In other sports, the policy on babies varies. At the Euro and World Cups, children of all ages must be seated and many big clubs discourage babies, but they are often welcome free of charge at sports such as rugby, cricket or athletics. Some events do not charge admission but do require liability insurance, such as Argentina’s Professional Football League.
The 2012 London Olympics started with the same ticketing policy as Paris, but the organisers changed it under public and media pressure.
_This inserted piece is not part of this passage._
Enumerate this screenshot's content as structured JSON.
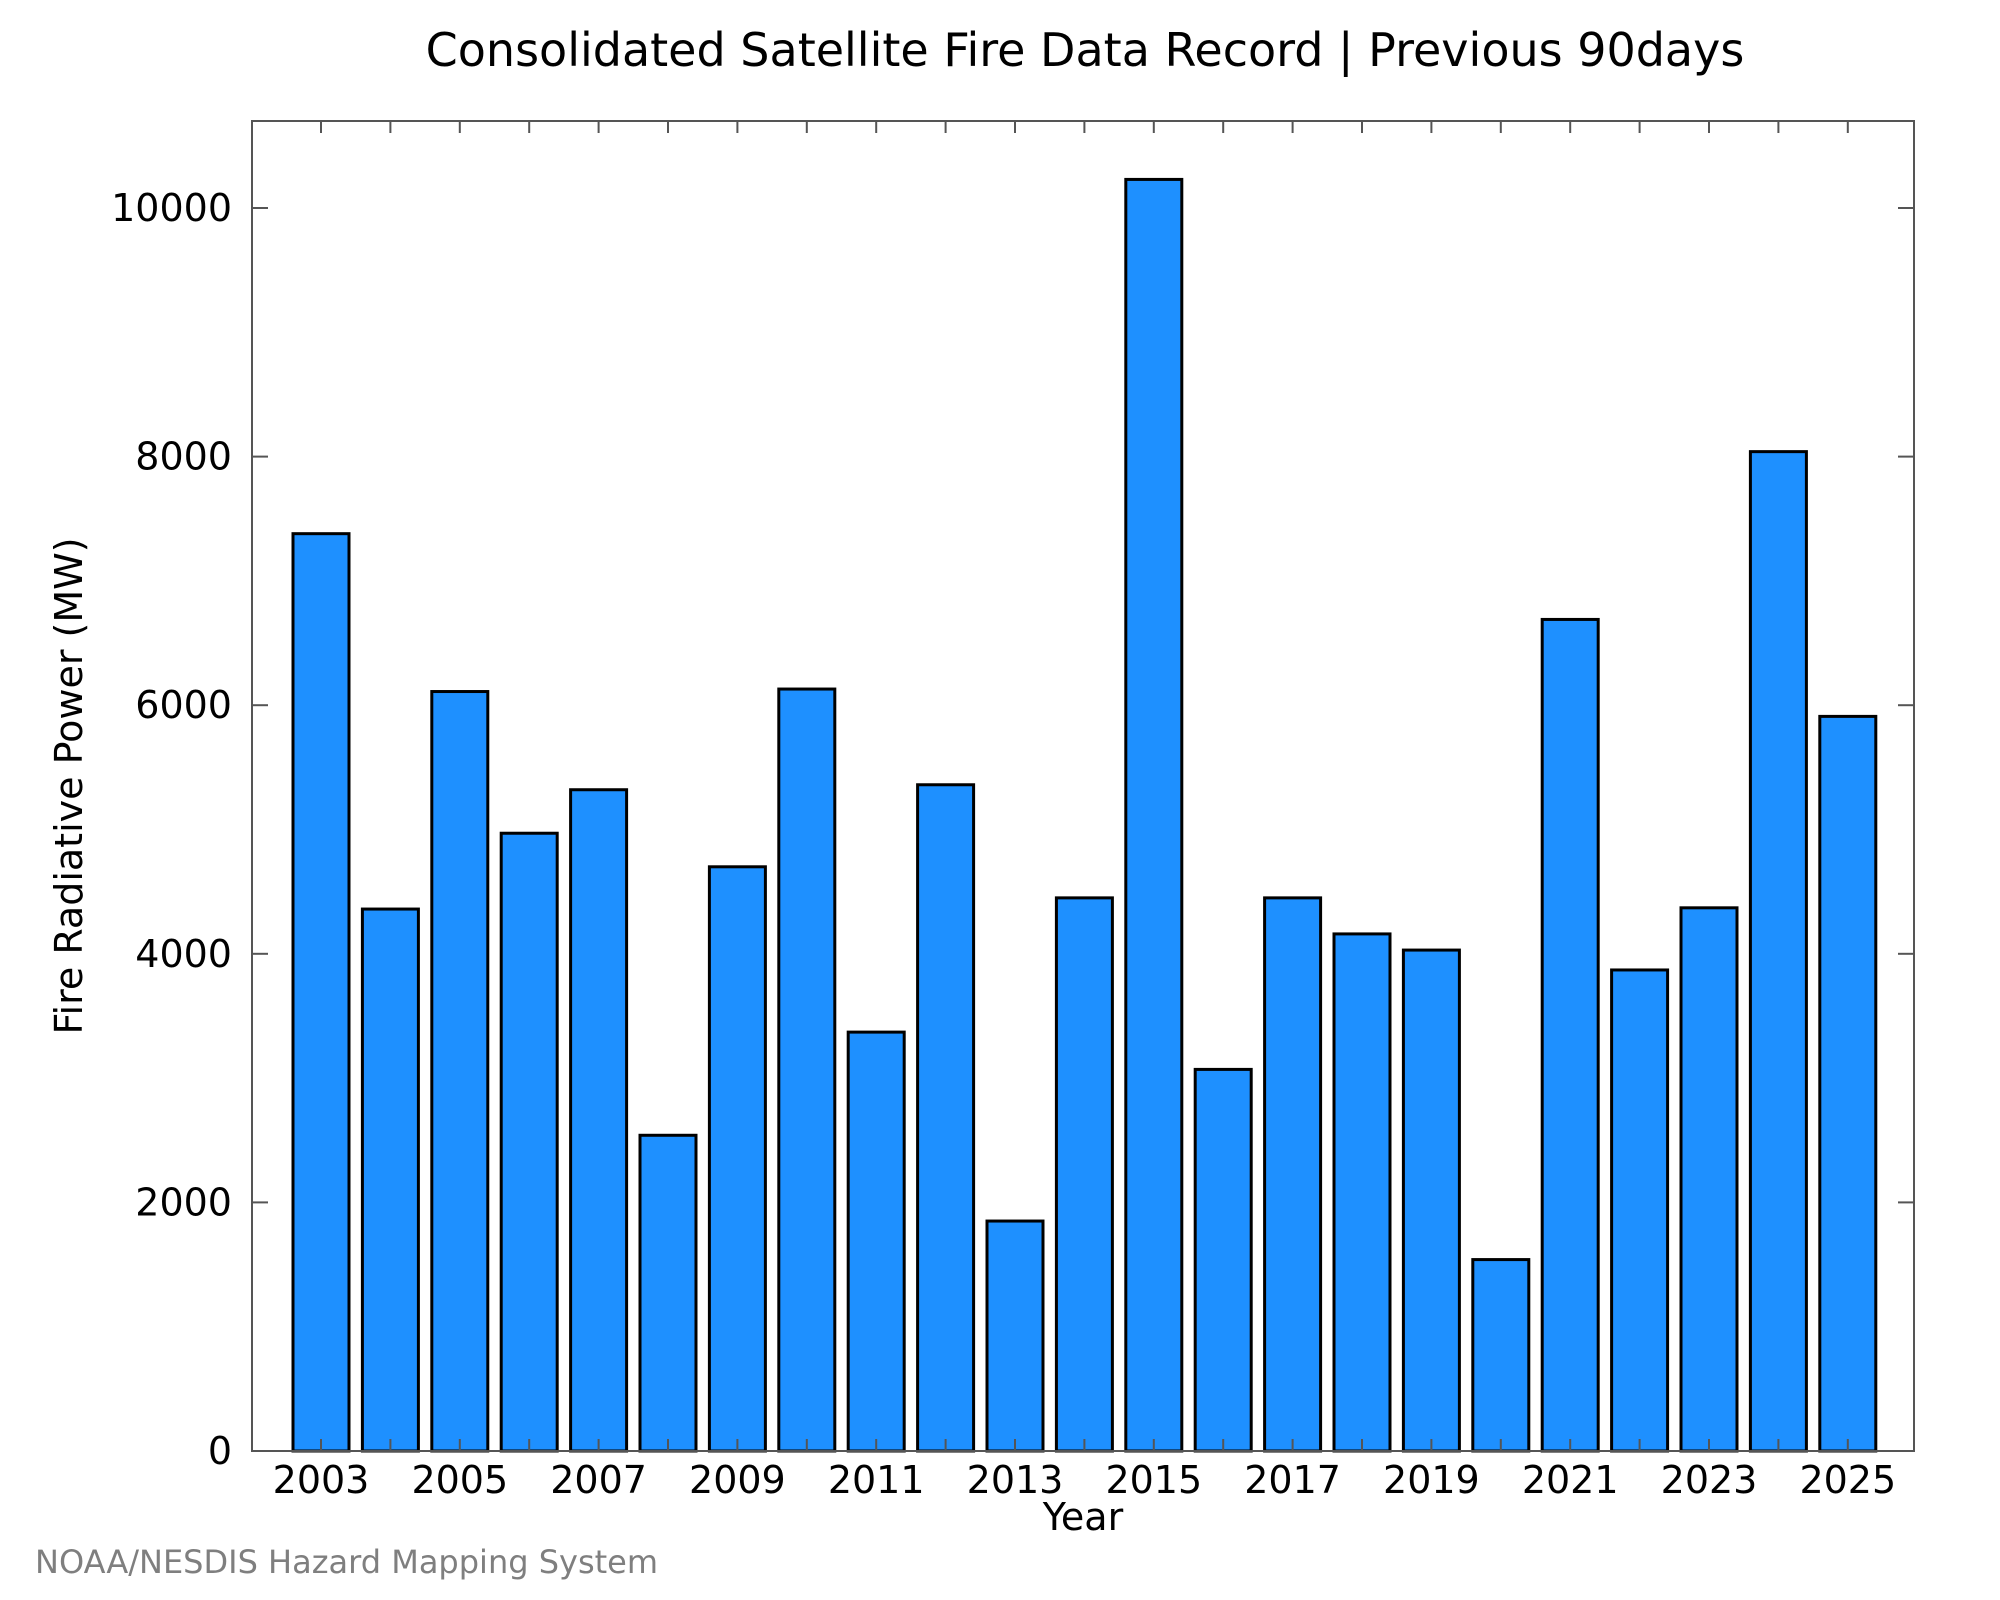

For Rio 2016, there were differentiated prices for pensioners, students and the disabled.
Adrien Pol, a social worker from Liege, Belgium, who is expecting his first child in June, hopes for a similar change. “It’s discriminatory against women,” he said of the policy. “We want to breastfeed, so it will end up being my partner Marine who has to stay with our child. “She may have to make the sacrifice if it’s something we wanted to do together,” he added.
Pol said parents should be free to make their own decisions, adding that his basketball and beach volleyball sessions only lasted three hours. “It’s not a concert, if you’re well equipped, the child can be there, at six weeks old, all the child wants is to feel safe in the arms of his parents,” he told AFP. “All they need is to feel safe and to be in the arms of their parents.